Bu hukuki açıklama ışığında; Mahkememizce davanın esası hakkında emsal alınan Gaziantep Bölge Adliye Mahkemesi ——-. Hukuk Dairesi’nin 22/02/2018 tarih ve 2018/83 esas, 2018/298 karar sayılı ilamındaki dava şartı kavramının yanlış değerlendirildiği ve davalı şirketin tasfiye memurlarına karşı açılan davanın pasif husumet yokluğu nedeniyle reddine karar verilmesi gerektiği kanaatine varılmıştır.
Davalı Ticaret Sicil Müdürlüğü aleyhine yargılama masrafı ve vekalet ücretine hükmedilmesi gerekip gerekmediği hususuyla ilgili yapılan inceleme de, Ticaret Sicil Müdürlüğünün yasaya ve yukarıda anılan tebliğ hükümlerine uygun işlem yaptığı, sicilden terkin işleminin davacının İş Mahkemesindeki davayı açtıktan hemen sonra, bu davadan haberi olmadan önce yapıldığı, her ne kadar şirket temsilcilerine ihtar gönderilmemiş ise de, şirkete tebligat yapılmaya çalışıldığı, bu durumda mahkeme masrafları ve davacı lehine vekalet ücretine hükmedilmesinin hakkaniyete aykırı olacağı, Yargıtay uygulamasına göre de davalı İstanbul Ticaret Sicil Memurluğunun yasal hasım konumunda olduğu anlaşıldığından davalı Ticaret Sicil Müdürlüğü harç, yargılama giderleri ve karşı yan vekalet ücretinden sorumlu tutulmamış ve aşağıdaki şekilde hüküm kurulmuştur.

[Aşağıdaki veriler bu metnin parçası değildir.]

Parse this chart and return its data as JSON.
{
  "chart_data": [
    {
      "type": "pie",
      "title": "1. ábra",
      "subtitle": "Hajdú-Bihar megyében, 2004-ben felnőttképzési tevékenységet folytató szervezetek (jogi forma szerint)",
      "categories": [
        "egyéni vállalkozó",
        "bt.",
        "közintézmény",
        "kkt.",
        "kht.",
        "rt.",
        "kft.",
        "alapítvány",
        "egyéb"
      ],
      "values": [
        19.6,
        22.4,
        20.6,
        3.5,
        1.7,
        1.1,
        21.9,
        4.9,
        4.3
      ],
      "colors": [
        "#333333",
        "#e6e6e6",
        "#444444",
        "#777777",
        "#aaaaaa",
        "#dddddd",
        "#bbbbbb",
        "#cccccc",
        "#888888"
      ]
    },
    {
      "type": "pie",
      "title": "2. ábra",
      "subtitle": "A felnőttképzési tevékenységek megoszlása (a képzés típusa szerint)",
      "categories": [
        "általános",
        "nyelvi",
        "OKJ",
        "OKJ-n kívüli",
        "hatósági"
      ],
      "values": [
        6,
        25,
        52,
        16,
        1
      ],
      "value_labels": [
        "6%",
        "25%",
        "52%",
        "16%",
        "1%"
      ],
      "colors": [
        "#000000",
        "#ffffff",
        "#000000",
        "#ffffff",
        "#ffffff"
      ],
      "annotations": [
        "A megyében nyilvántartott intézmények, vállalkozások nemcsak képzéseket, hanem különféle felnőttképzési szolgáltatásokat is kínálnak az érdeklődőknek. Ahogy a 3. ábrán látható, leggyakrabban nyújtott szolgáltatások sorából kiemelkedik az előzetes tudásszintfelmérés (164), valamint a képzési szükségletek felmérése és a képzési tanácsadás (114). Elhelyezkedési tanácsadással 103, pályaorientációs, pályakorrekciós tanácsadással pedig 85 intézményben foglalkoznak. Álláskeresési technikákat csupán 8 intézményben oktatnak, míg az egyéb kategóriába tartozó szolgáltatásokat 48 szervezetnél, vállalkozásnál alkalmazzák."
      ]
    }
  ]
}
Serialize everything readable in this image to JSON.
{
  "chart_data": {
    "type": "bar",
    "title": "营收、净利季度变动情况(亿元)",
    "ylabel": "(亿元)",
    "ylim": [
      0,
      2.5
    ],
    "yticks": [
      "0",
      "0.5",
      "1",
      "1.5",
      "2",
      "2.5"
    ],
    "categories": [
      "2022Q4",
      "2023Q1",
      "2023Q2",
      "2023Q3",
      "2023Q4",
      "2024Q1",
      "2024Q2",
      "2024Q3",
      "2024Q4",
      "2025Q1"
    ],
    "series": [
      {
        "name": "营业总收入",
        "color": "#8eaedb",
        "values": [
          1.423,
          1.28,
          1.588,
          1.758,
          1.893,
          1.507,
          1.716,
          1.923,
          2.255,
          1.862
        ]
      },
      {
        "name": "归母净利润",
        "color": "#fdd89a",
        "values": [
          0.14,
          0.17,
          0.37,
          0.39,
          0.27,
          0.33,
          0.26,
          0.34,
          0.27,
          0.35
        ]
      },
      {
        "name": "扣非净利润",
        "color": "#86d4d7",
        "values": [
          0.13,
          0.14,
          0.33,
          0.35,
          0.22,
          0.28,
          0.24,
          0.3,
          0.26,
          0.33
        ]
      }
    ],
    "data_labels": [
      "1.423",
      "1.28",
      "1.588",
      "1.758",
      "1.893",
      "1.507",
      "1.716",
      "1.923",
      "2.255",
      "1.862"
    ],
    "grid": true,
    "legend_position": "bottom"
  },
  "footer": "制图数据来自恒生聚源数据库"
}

HÜKÜM : Yukarıda açıklanan nedenlerle;
1-TTK geçici 7.maddesinin 15.fıkrası uyarınca davanın KABULÜ ile,
a)İstanbul Ticaret Sicil Müdürlüğünün —-sicil numarasında kayıtlı iken TTK’nin geçici 7.maddesi uyarınca sicilden terkin edilmiş olan ————– Limited Şirketi’nin, Kocaeli —- İş Mahkemesi’nin 2014/446 esas sayılı dosyası ile sınırlı olmak üzere İHYASINA,
b)TTK’nın 547/2. maddesine göre ——– ek tasfiye memuru olarak atanmasına,
c)Kararın İstanbul Ticaret Siciline tescil ve ilanına,
2-Davalı ———— Memurları hakkındaki davanın pasif husumet yokluğu nedeniyle REDDİNE,
3-Harçlar yasasına göre alınması gereken 35,90 TL harcın davacıdan alınarak hazineye gelir kaydına,
4-Davacı tarafça yapılan yargılama giderlerinin üzerinde bırakılmasına,
5-Davalı Ticaret Sicil Müdürlüğü yasal hasım olduğundan ve yukarıda belirtilen diğer sebepler gözönüne alınarak, davacı lehine vekalet ücreti verilmesine yer olmadığına,
6-Bakiye gider avansının karar kesinleştiğinde ve talep halinde yatırana iadesine,
Davacı vekilinin yüzüne karşı, davalı tarafların yokluğunda, gerekçeli kararın taraflara tebliğinden itibaren iki haftalık süre içinde İstanbul Bölge Adliye Mahkemesi’nin ilgili Hukuk Dairesine istinaf kanun yolu açık olmak üzere verilen karar açıkca okunup usulen anlatıldı.